IT WAS MILOVAN DJILAS who some 22 years ago first popularized the notion of a "new class" as the crucial phenomenon of communist society, transforming it from the Utopian dream of a happy classless community into the harsh reality of exploitative tyranny. The idea was not new, but the despair and anger was fresh and contagious. Not since Trotsky's heretical defection had so prominent a Communist Party figure cried out against a "revolution betrayed." Djilas indeed went further than Trotsky, who never lost his faith in the Soviet way and merely protested its "bureaucratic degeneration."
Now, in the Yugoslav experience and throughout postwar Eastern Europe, it was confirmed that the dictatorship was not of but over the proletariat, that a new stratum of power-corrupt politicians and greedy managers had entrenched itself in the wake of the expropriated bourgeoisie, and that to all intents and purposes -- how bitter it was for a Marxist to record this! -- it owned and controlled the means of production as utterly as the old class had under capitalism. The god had failed yet again.

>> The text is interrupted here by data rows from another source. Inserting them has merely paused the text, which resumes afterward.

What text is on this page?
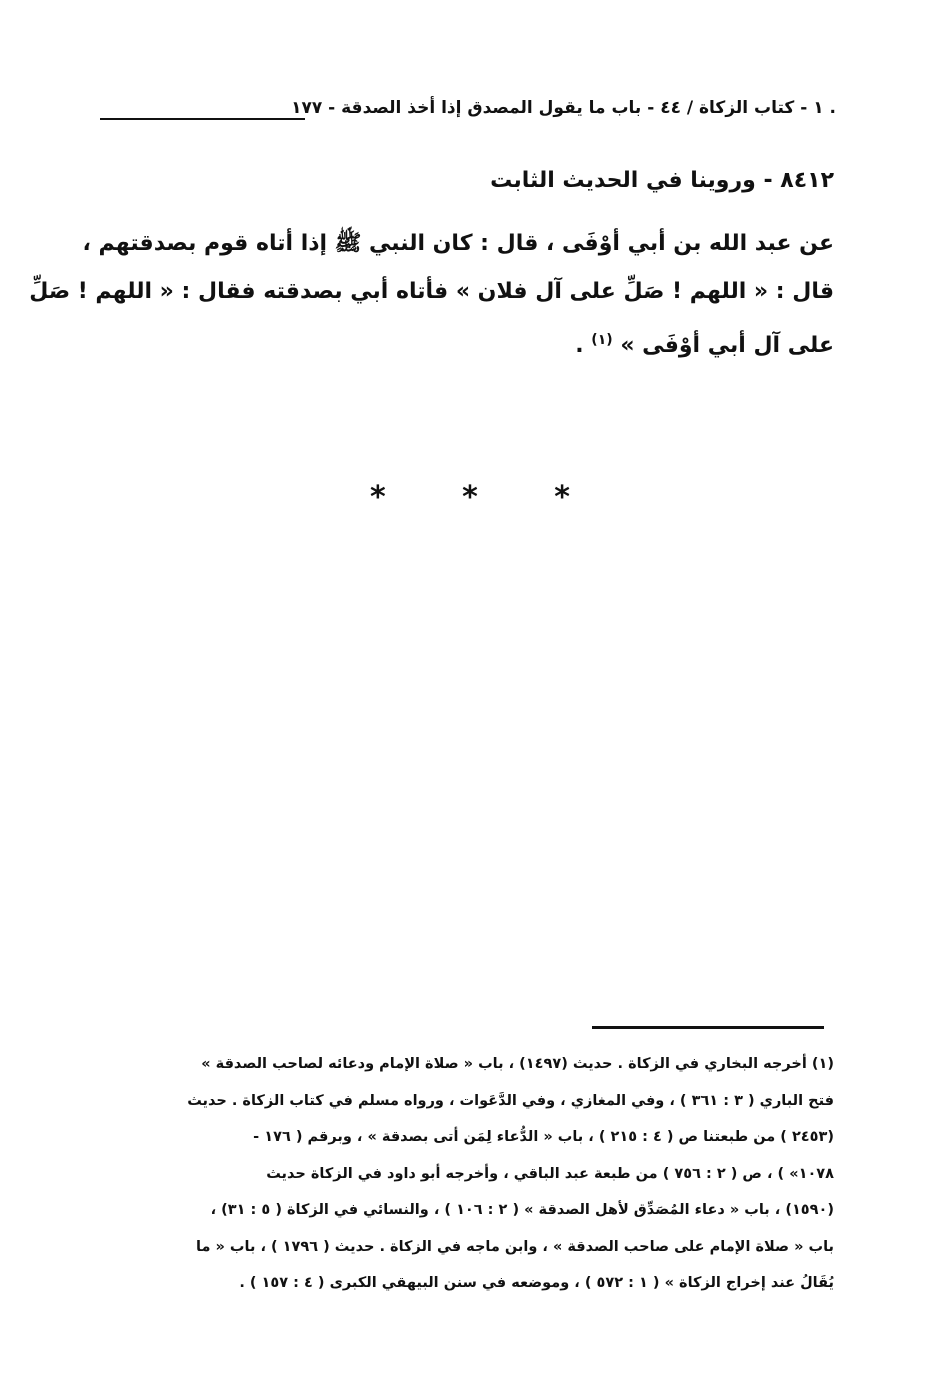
. ١ - كتاب الزكاة / ٤٤ - باب ما يقول المصدق إذا أخذ الصدقة - ١٧٧
٨٤١٢ - وروينا في الحديث الثابت
عن عبد الله بن أبي أوْفَى ، قال : كان النبي ﷺ إذا أتاه قوم بصدقتهم ،
قال : « اللهم ! صَلِّ على آل فلان » فأتاه أبي بصدقته فقال : « اللهم ! صَلِّ
على آل أبي أوْفَى » $^{(١)}$ .
*	*	*
(١) أخرجه البخاري في الزكاة . حديث (١٤٩٧) ، باب « صلاة الإمام ودعائه لصاحب الصدقة »
فتح الباري ( ٣ : ٣٦١ ) ، وفي المغازي ، وفي الدَّعَوات ، ورواه مسلم في كتاب الزكاة . حديث
(٢٤٥٣ ) من طبعتنا ص ( ٤ : ٢١٥ ) ، باب « الدُّعاء لِمَن أتى بصدقة » ، وبرقم ( ١٧٦ -
١٠٧٨» ) ، ص ( ٢ : ٧٥٦ ) من طبعة عبد الباقي ، وأخرجه أبو داود في الزكاة حديث
(١٥٩٠) ، باب « دعاء المُصَدِّق لأهل الصدقة » ( ٢ : ١٠٦ ) ، والنسائي في الزكاة ( ٥ : ٣١) ،
باب « صلاة الإمام على صاحب الصدقة » ، وابن ماجه في الزكاة . حديث ( ١٧٩٦ ) ، باب « ما
يُقَالُ عند إخراج الزكاة » ( ١ : ٥٧٢ ) ، وموضعه في سنن البيهقي الكبرى ( ٤ : ١٥٧ ) .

The disillusionment is always dramatic and moving, even if the pattern is familiar and repetitive. The dark surmise of a fall or a betrayal streaks the whole history of Utopia and revolution. Marx had warned his rivals of the sinister effects of their "doctrinaire egosim," and in turn both Proudhon and Bakunin had warned him of the coming disasters: "New absolutism, powerless masses, systematic destruction of individual thought, inquisitorial polise" and, more than that, "rule by a new class, the most distressing, offensive and despicable type of government in the world."
Our two Hungarian authors did not need to be instructed by history -- they made all the discoveries themselves, in and out of communist jails in Budapest. Now in the West, they offer us the manuscript of the book which had been hidden from the political police who had come to suspect that their loose pages "could serve as the program of a counter-revolution." Our authors would deny this heatedly. They were not trying to subvert, only to understand: "We wrote the book out of curiosity. We genuinely wanted to uncover the real nature of the new class oppression in Eastern Europe."
As a result they made their analysis as abstract and theoretical as possible -- calm, dispassionate, full of fine formulations and finicky distinctions -- as if in their iron curtain capitivity they had been ambitiously hoping to emulate the most abstruse in Western sociological writing. They shun "common journalistic parlance" and never call anything by a clearly identifiable name. For them the dilemma of communist collectivism is that of a "rational redistributive system's [although it is neither rational nor does it redistribute] caught between telos and techne, harassed by "marginals" [dissidents] and "technocratic critical consciousness" in the face of "the epistemological crisis of immanent social cognition."
None of this, for all the verbal fog, quite disguises the fact that the authors have written essentially a Marxist critique of Marxian realities. Curiously enough, they do not claim to be Marxists but they are oddly persuaded to offer an "historical-materialist critique" because, somewhere between an Eastern cell and a Western chair in academe, they "suddenly realized the analytic power . . . the explosive critical potential of Marxist theory." It is an arguable tactic, but in the present time of Solzhenitsyn, Djilas, and Kolakowski, it impresses one as more arid than illuminating. Their book is replete with insights and clever remarks, as they turn the Marxist guns the other way -- yet lacking the inspiration of some profound and original conception, in the end it only rescrambles the received ideas and conventional wisdom on the subject.
Others may have observed the rise of a "new class" to power with regret and resentment -- they welcome it. In its first stage it may, not unlike the "old class" (i.e. , the bourgeoisie under capitalism), have been violent and illiberal. In its second stage it is showing itself more "progressive" as it makes concessions and compromises with urgent social needs. One fine day there will be a "third period," when the whole of the ruling elite is drawn from the scientific and humanistic intelligentsia, and a "developed socialism" at long last shows its "human face." This, of course, is all quite inevitable because of the correlation of forces and the very nature of the system.
It is, alas, only a refurbished mythology, and critical readers will sense that the authors don't quite believe it themselves -- or, at least, any more. Their Hungarian manuscript, completed five years ago, concludes on an almost attractively flippant note: "As to when that hypothetical third period of socialism will arrive, we can only say that when some Eastern European publisher accepts this essay for publication it will be here, and not before." Keep an eye peeled, if you will, on the spring publishing lists in Budapest, Warsaw and Prague. But it might be more useful to wait for the arrival of a new book by these two intrepid chaps, collaborating between Paris and Australia, now that they have had time for second thoughts and can, happily enough, write as plainly and openly as they please.